In the medium term we may get some relief from the aging baby boomers. A bigger market of people who are used to technology, but increasingly have trouble with complex UIs could swing manufacturers towards simplifying their offerings.

For now here is some advice for hardware manufacturers in improving their user experiences. (Casio, RCA, Kodak, please pay attention this is aimed at you).

Since people are not making purchasing decisions based on included software, don’t include any. Which sounds better on a box “Plug it in, it just works!”, or “includes crippled off-brand editing software version 2”?

Let people buy their own software for organizing pictures and music. Since your offerings are all sub-standard anyway. Let them blame Microsoft for any problems that they encounter. Actually Windows XP manages to burn discs, import pictures from a scanner or camera, and manage media files, exceptionally well. If you can’t do better than the default, don’t bother. If people want more features let them buy it.

But wait Epson says, our printer has features that can’t be accessed from the default windows drivers. Who cares, if I needed them I would install your buggy resource hogging software. How about having 2 sets of instructions one for basic users, and another advanced. The simple ones can say, plug me in, and click ok. Users will be happy.

Now that I have managed to save all these companies money by reducing their development costs, as well as showing them how to improve user experiences, I have a subway to catch.

Monday, August 30, 2004

Due to elephant invasion I’ll be working from home this week. My telecommuting wasn’t voluntary. Contractors are not welcome in government buildings near the convention site. I would complain about the silliness of this particular precaution if the view from my terrace, where I sit with my laptop, weren’t so pleasant.

Since the republicans are in town. I thought I would be nice to give them some design advice. The most noticeable thing about the convention site is the blindingly bright red floor, and it looks horrible on TV. Contrasting with the blue chairs, the floor creates a strobe light effect. This always happens when you put inverse colors at full saturation directly next to one another with no neutral lines between them. It’s amateurish. People will tune out if you hurt their eyes.

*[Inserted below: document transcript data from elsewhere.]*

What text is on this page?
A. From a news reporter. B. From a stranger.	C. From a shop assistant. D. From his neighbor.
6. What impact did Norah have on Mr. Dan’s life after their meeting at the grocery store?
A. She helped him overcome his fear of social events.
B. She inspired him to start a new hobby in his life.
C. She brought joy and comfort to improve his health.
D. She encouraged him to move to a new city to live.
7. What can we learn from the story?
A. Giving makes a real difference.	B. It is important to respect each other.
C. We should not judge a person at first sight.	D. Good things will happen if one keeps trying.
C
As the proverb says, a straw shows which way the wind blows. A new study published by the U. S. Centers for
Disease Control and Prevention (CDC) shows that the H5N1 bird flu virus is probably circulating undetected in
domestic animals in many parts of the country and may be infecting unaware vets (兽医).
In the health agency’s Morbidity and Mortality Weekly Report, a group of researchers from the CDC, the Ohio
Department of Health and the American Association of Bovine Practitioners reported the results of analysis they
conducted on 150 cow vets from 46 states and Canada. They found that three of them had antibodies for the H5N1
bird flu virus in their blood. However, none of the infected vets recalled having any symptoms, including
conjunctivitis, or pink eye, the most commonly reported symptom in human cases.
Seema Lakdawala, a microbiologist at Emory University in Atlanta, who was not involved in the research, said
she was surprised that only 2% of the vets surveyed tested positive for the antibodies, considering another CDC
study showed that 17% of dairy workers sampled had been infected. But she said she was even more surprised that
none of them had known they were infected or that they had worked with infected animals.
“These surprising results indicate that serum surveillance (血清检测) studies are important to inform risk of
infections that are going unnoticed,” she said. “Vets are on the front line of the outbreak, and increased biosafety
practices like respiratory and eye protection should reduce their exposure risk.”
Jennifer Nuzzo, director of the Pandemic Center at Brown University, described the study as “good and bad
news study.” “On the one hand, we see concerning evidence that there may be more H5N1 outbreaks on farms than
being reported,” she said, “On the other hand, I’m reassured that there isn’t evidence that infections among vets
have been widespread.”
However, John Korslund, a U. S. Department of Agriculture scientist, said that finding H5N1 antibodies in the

Another tip for the GOP: motion attracts the eye, when your backdrop moves I stop looking at the speaker. This is the equivalent of using a blink tag on the web. I am anxiously waiting to see if keep the motion on during the important speeches.

Tuesday, August 17, 2004

Once again I’m sick. At least once a year my tonsils become infected, I get a bad cough, and generally feel shitty. A short course of antibiotics may cure me but I would still rather not be sick in the first place. Which leads us back to the 80’s when AIDS put a big scare into everybody, and drastically changed the treatment of conditions like mine. In response, doctors became very reluctant to perform tonsillectomies. Tonsils being a major source of T-cells are useful in fighting AIDS. Thus, young people, being the most the likely to engage in high-risk activities, should keep their tonsils. At least that was the thinking at the time, or at least that is how my doctor explained it to me.

So unlike my parents or grandparents I still have my tonsils. As a teenager they would become infected much more often then today, as much as 3 or 4 times a year. I was constantly taking antibiotics. In generations past tonsillectomies were a right of passage, kids looked forward to eating post surgery ice-cream to sooth their throats. Today no matter how often I get these annoying little infections no doctor ever suggests removing the mostly unnecessary organ of focus. Since most doctors now deem this surgery unwise it is not clear that insurance would cover the operation when antibiotics will likely cure the short term problem.

On the plus side, knowing you will get a particular condition once a year in a way makes it easy to deal with. I can think back through years of tonsil infections and remember where I was living and who I was working for during each. It’s like I’ve grown up with my good friends streptococcus, amoxicillin, and zithromax. Where will we have our reunion next year?